Argosok specializes in growing high quality vat meat for the new High Line restaurant franchise. Started by wealthy and eccentric Gallente expatriate Ellion Jaqueaires, the franchise has been making waves since its inception for its selection of exotic and bizarre dishes, serving everything from vat grown slaver meat, to cow, to even oddities such as whale.
However, the restaurant chain has recently gotten itself, and its parent company, into hot water because of a new menu item. The not so secret ingredient in this new dish? human.

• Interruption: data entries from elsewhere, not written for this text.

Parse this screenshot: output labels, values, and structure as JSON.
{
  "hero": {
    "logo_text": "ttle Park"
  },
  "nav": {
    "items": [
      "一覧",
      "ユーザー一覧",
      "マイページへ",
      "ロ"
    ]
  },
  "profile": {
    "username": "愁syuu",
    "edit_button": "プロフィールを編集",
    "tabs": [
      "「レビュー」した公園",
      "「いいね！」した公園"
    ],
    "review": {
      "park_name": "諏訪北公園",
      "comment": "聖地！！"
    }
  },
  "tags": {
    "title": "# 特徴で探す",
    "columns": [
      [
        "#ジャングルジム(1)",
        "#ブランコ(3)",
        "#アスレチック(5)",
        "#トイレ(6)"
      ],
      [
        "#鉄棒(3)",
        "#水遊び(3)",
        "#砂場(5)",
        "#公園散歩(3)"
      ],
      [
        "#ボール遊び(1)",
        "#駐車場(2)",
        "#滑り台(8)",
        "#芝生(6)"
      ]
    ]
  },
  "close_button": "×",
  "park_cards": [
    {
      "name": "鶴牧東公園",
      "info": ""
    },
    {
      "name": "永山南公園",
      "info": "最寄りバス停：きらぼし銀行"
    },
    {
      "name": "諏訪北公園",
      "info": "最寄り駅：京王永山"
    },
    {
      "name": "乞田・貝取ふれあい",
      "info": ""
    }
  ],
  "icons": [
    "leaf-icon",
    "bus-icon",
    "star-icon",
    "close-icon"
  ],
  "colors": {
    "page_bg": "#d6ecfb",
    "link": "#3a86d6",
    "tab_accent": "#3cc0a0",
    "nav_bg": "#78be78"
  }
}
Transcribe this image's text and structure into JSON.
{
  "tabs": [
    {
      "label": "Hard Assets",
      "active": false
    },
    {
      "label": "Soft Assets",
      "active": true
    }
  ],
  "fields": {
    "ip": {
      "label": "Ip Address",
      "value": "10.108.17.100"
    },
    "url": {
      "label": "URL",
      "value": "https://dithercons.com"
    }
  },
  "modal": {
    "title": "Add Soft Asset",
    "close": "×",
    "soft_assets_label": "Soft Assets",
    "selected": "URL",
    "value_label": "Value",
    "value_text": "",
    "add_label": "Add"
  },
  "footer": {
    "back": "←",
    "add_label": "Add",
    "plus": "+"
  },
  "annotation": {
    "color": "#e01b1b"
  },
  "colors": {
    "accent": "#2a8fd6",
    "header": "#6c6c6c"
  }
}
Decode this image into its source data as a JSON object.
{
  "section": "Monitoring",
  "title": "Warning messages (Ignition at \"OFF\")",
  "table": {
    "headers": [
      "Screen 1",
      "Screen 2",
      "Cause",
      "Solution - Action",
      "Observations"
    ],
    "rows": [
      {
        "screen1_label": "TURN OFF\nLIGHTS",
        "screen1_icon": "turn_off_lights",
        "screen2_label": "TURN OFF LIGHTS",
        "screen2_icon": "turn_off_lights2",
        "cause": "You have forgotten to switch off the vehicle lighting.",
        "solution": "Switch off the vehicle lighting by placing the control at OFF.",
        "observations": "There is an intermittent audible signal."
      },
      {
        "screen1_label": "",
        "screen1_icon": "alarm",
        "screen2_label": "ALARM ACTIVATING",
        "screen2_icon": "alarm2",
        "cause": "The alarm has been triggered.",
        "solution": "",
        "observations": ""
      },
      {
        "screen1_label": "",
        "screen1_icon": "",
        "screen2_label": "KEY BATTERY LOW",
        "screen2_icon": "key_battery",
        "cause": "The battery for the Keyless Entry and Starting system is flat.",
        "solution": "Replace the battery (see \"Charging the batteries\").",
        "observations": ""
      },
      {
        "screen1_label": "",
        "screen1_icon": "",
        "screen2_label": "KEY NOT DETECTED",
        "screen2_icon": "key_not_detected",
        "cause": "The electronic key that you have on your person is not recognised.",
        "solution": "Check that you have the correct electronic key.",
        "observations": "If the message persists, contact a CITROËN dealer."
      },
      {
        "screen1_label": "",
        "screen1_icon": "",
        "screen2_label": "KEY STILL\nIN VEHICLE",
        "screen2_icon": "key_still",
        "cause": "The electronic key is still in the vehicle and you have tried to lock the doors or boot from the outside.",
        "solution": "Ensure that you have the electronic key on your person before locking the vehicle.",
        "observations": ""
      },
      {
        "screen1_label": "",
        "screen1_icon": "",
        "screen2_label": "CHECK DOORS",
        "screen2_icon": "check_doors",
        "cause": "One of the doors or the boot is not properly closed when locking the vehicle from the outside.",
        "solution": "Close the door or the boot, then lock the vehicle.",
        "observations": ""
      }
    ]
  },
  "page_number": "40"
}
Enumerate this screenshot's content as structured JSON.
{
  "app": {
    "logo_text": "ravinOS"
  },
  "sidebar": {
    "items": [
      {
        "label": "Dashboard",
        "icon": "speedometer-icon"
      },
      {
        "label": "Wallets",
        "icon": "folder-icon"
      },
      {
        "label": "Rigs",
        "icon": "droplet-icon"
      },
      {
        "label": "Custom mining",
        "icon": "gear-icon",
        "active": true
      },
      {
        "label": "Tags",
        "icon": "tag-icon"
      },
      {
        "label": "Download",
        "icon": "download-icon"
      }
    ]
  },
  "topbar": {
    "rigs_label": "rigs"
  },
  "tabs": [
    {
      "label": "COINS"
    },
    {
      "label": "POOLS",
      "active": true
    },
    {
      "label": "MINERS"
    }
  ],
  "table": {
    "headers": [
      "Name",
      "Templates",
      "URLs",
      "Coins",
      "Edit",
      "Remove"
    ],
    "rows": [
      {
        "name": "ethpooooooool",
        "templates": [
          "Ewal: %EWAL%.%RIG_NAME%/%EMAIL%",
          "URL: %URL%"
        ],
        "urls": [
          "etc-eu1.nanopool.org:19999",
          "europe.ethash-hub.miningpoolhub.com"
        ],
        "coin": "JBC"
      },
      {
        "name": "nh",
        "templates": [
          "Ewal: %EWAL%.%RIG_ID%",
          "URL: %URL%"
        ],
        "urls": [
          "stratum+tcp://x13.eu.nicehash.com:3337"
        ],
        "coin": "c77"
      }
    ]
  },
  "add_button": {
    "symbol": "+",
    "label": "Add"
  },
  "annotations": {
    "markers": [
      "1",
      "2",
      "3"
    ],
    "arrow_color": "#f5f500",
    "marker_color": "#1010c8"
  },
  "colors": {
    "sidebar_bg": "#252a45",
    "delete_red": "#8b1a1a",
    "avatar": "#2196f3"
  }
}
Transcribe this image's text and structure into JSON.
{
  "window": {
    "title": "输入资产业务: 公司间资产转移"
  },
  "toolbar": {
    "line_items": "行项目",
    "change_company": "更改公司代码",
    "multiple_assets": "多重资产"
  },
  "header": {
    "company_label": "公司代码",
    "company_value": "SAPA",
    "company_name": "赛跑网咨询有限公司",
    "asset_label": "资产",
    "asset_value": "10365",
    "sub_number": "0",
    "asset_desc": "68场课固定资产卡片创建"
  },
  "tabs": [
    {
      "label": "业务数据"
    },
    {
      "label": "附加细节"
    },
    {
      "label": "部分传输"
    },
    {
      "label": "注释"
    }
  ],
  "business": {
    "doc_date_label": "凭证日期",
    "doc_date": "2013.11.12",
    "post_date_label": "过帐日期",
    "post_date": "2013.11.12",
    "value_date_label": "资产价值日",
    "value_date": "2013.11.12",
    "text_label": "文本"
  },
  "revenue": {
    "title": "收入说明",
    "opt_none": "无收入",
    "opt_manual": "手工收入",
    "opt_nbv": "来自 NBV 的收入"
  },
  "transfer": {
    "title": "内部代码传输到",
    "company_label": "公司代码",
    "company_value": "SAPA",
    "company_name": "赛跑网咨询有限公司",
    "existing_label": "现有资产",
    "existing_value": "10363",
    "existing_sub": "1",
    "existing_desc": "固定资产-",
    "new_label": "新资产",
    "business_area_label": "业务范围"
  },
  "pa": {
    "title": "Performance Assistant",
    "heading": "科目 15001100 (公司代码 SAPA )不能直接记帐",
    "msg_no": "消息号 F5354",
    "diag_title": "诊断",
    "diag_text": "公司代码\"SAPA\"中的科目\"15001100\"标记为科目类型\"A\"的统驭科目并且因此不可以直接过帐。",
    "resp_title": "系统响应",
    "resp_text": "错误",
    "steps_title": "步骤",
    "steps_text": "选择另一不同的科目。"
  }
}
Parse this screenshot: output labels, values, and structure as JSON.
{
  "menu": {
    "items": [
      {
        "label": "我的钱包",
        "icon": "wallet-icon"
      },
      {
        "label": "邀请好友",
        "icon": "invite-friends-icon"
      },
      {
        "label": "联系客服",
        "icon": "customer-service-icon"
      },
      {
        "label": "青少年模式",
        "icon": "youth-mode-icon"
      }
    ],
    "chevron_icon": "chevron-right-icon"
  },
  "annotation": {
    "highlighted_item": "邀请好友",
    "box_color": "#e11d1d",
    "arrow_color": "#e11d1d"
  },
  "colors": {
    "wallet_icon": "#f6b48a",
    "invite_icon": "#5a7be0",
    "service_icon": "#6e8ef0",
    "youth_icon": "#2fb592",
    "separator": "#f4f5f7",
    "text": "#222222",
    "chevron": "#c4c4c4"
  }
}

“It isn’t as if we’re actually hurting anyone. Its my DNA, so if anyone was being harmed, it would surely be me, and I feel just fine.” Jaqueaires claimed in an interview.
Third party testing of the meat has confirmed his claim of being the meat source, however, many find the dish to be vile, and seek to have the restaurant line shut down.
“It is disgusting, unnatural, and it is still cannibalism. We can’t let this sort of thing just happen.” One protester is quoted as saying.
The Colonial Authority has yet to make an official ruling on the matter, but it has requested that High Line hold off on serving its new dish until the ethics board has had time to discuss the matter.